99% of the clients who ask for my intervention to develop their skills and abilities, at some point in the process consider their beliefs and thinking and whether these are actually helping or hindering their progress to obtain new goals. In order to move forward and achieve different results, whatever the goal e.g. from improving communication at work or at home, weight-loss, training for a marathon, regaining control to increasing productivity, it is essential that the brain, conscious and unconscious mind are all addressed to enable lasting change. Sport illustrates this well: with their physical capabilities being the same, it is the athlete’s actual thinking which usually makes the real difference between those who win, or lose.

Do you know what you actually think on a day-to-day basis? Have you listened to what’s called your narrative circuitry going round and round? Are you in charge of what your brain will do next, or on automatic? This is powerful stuff: it is posited that we may have around 90,000 thoughts a day and 60,000 are negative, or on a less than resourceful default setting and so are detrimental to our progress!

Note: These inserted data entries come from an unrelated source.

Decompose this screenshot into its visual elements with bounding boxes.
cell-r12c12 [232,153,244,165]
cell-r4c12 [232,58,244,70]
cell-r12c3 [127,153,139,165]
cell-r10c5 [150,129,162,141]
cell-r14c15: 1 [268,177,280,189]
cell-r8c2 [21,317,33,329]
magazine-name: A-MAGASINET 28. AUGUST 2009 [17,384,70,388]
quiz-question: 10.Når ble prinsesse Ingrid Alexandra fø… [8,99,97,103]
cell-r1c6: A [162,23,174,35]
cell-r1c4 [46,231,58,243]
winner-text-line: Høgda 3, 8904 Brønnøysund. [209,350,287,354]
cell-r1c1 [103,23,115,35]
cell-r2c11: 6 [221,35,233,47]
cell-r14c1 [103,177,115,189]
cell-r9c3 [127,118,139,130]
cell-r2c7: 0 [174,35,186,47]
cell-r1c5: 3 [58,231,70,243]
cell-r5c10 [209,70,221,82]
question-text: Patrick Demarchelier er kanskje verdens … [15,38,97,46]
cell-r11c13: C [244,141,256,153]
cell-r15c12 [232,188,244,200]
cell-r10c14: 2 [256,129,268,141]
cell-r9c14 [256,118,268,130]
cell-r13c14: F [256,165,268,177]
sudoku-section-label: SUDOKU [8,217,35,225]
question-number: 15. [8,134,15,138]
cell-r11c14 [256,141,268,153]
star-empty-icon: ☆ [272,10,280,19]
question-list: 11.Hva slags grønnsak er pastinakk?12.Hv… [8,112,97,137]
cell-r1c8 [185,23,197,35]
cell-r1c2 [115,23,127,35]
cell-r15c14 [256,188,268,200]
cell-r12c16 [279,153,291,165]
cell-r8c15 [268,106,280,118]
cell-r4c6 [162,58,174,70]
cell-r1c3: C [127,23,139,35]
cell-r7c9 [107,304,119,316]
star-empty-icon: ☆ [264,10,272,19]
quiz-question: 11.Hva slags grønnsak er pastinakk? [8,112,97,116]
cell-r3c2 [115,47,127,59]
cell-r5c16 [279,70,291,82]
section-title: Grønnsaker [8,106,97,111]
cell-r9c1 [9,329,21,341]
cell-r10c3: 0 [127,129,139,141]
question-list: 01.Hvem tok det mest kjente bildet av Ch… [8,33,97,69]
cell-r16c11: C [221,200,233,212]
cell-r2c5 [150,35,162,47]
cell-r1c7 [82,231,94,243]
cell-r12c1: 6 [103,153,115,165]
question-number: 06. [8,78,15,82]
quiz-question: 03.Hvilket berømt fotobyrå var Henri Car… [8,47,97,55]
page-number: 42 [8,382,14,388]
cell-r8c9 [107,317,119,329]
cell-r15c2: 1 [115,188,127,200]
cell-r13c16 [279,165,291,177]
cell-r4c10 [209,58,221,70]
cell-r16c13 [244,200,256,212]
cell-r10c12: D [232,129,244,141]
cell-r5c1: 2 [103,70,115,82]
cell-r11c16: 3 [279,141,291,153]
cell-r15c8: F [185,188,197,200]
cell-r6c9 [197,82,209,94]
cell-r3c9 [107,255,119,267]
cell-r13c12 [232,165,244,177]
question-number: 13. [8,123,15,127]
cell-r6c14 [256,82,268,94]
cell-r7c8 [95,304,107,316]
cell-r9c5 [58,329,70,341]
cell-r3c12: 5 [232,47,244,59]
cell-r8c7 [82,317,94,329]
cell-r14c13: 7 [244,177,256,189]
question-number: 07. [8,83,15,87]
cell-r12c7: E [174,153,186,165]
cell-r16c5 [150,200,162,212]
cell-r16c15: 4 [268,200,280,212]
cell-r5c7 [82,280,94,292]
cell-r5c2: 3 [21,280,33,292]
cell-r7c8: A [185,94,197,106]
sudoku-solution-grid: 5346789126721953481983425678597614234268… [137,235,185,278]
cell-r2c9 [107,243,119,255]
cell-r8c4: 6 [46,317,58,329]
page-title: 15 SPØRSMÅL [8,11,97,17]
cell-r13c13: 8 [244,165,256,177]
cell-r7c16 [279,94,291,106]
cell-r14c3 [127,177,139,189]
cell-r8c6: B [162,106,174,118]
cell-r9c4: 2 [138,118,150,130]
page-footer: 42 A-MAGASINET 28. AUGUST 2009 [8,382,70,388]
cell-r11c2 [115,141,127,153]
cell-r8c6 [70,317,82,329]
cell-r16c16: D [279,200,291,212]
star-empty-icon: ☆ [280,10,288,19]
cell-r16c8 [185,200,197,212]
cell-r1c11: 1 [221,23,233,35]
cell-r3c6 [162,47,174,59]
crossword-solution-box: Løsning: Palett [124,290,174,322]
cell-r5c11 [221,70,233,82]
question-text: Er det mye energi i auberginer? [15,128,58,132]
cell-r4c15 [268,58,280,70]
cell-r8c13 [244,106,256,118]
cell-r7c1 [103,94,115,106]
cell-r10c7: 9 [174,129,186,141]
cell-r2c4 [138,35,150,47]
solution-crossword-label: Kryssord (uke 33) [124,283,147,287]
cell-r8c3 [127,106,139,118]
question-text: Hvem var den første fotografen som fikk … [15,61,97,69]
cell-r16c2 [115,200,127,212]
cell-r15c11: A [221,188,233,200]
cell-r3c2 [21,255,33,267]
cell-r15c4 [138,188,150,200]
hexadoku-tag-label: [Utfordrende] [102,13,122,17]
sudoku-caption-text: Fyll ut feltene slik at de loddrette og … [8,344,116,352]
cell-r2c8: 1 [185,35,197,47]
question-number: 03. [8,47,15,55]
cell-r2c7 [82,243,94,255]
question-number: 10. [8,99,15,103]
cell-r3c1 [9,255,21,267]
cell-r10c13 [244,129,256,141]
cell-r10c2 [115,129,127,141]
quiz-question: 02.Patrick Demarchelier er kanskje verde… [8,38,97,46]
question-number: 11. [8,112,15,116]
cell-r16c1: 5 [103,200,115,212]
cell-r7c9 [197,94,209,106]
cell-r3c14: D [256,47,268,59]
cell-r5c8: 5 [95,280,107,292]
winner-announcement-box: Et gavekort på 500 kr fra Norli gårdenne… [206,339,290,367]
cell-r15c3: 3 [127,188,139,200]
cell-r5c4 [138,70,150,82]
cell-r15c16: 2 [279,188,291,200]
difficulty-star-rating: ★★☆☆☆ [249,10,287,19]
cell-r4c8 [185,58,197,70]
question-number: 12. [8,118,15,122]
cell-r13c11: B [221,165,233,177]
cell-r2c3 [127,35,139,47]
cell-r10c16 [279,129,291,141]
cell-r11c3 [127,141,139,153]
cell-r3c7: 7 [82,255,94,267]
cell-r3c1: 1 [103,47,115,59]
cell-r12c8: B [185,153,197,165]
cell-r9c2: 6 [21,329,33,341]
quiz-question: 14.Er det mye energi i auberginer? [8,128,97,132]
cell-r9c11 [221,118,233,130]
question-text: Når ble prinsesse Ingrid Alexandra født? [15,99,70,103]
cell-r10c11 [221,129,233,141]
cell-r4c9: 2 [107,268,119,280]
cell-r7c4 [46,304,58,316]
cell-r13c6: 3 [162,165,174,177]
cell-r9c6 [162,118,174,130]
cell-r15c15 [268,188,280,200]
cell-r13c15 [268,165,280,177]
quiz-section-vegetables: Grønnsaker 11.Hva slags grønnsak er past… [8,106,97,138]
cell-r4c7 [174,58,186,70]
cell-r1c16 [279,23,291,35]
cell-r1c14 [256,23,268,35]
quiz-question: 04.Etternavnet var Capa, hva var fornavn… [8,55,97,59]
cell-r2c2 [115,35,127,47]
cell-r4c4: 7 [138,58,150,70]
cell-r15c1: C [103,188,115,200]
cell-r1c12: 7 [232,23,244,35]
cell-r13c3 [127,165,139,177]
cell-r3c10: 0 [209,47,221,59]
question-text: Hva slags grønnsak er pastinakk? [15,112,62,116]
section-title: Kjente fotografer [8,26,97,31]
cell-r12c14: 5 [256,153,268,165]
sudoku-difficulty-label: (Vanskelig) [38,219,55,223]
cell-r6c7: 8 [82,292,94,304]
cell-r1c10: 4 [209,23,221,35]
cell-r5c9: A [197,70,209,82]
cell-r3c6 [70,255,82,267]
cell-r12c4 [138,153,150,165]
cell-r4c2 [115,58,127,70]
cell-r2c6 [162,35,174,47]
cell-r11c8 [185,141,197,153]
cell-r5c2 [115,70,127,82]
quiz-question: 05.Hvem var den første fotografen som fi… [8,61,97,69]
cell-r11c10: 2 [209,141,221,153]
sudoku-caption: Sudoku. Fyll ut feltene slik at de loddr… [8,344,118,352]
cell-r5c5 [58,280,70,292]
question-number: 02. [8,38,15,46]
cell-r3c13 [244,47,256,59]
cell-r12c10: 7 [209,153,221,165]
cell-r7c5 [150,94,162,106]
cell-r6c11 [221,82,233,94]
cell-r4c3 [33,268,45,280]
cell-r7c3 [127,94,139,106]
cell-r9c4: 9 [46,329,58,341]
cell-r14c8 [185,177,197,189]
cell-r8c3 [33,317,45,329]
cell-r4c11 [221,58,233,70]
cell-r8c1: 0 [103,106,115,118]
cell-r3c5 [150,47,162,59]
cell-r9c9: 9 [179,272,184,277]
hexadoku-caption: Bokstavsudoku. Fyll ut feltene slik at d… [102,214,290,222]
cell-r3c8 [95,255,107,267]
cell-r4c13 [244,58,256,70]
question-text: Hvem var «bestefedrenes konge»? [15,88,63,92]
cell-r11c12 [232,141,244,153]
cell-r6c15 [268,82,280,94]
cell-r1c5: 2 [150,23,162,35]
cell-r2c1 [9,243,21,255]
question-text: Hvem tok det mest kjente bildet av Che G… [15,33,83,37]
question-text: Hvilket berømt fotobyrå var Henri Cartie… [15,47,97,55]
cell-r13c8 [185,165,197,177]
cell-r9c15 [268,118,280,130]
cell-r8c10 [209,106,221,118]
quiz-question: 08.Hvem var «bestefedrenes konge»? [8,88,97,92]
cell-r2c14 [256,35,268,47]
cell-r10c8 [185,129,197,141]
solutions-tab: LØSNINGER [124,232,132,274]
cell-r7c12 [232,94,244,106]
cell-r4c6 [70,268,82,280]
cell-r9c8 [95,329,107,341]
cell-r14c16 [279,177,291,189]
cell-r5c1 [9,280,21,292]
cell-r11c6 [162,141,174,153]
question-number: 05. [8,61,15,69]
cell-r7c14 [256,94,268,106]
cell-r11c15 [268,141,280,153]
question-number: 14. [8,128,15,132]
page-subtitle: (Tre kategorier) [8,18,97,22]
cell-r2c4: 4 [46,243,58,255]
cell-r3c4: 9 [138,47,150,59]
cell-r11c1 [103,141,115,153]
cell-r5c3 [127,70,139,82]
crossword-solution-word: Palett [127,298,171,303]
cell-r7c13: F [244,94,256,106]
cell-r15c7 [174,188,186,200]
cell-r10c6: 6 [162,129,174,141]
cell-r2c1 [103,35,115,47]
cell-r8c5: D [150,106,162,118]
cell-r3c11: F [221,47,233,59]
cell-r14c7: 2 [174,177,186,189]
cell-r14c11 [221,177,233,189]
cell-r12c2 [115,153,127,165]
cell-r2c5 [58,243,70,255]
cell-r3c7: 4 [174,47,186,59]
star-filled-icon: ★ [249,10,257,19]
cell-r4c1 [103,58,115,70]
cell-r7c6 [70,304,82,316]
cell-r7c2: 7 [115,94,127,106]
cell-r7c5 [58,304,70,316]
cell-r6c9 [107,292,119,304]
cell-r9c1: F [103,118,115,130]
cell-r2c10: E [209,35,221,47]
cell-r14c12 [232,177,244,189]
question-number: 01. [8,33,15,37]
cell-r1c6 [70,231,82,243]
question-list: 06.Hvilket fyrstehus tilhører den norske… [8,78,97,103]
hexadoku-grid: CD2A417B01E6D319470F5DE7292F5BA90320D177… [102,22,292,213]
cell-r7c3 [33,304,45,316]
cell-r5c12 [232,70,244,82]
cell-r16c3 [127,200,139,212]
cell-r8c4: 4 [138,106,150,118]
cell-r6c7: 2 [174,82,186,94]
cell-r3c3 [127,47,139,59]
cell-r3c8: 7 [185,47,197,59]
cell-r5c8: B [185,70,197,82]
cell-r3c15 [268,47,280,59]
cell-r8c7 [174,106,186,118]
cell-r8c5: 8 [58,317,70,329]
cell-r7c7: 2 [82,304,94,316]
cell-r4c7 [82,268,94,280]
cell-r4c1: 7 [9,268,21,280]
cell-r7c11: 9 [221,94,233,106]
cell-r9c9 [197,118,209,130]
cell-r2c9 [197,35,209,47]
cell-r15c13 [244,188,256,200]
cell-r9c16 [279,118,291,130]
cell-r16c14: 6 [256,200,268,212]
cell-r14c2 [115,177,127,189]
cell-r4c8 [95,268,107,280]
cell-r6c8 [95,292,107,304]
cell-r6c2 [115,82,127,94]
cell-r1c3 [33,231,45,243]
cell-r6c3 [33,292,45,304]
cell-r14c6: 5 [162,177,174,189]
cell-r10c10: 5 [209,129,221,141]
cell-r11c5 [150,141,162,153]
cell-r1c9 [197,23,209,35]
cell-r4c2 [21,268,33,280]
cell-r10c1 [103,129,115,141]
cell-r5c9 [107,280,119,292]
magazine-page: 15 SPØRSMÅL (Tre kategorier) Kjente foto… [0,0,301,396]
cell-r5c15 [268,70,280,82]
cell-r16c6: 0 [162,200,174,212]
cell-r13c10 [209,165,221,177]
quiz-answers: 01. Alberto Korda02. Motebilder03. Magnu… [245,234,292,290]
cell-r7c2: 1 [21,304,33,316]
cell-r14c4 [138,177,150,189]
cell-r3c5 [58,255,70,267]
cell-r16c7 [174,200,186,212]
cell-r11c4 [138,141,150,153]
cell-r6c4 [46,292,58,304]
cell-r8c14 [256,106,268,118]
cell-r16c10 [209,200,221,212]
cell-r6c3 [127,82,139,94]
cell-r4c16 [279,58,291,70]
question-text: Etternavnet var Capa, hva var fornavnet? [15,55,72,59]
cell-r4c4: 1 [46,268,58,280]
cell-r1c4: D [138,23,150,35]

Thinking about your thinking means actually noticing what is going on in your brain. For example, a minute ago I became aware that my brain had wandered off from thinking about writing and felt a ‘signal’ that I needed to get up, jump around (!), make a drink and put the heating on i.e. have a break. By doing that, I will complete this task more efficiently (hopefully better!) than if I had laboured on with tired, unfocused thinking. More on the brain’s limited attention span next month…

“Yes, but I always listen to my brain and I am always in charge of my thinking.” Hmm…what about the long, repetitive meetings that you endure where nothing gets done afterwards, the books that you have read (and cannot remember), the intuition that you never listened to, so you went the long, harder way round as a result, the automatic habits that you still have (even though you know that they really are not helping you), the emotion that you felt, yet never declared?

Brighter Thinking challenge for October: start to become aware of your brain and think about your thinking. Notice if you are thinking about future or past events or on the task? Notice if your thinking is useful or if it could be improved? Increase your awareness of where your thoughts go and if you listen to them? Think about your thinking.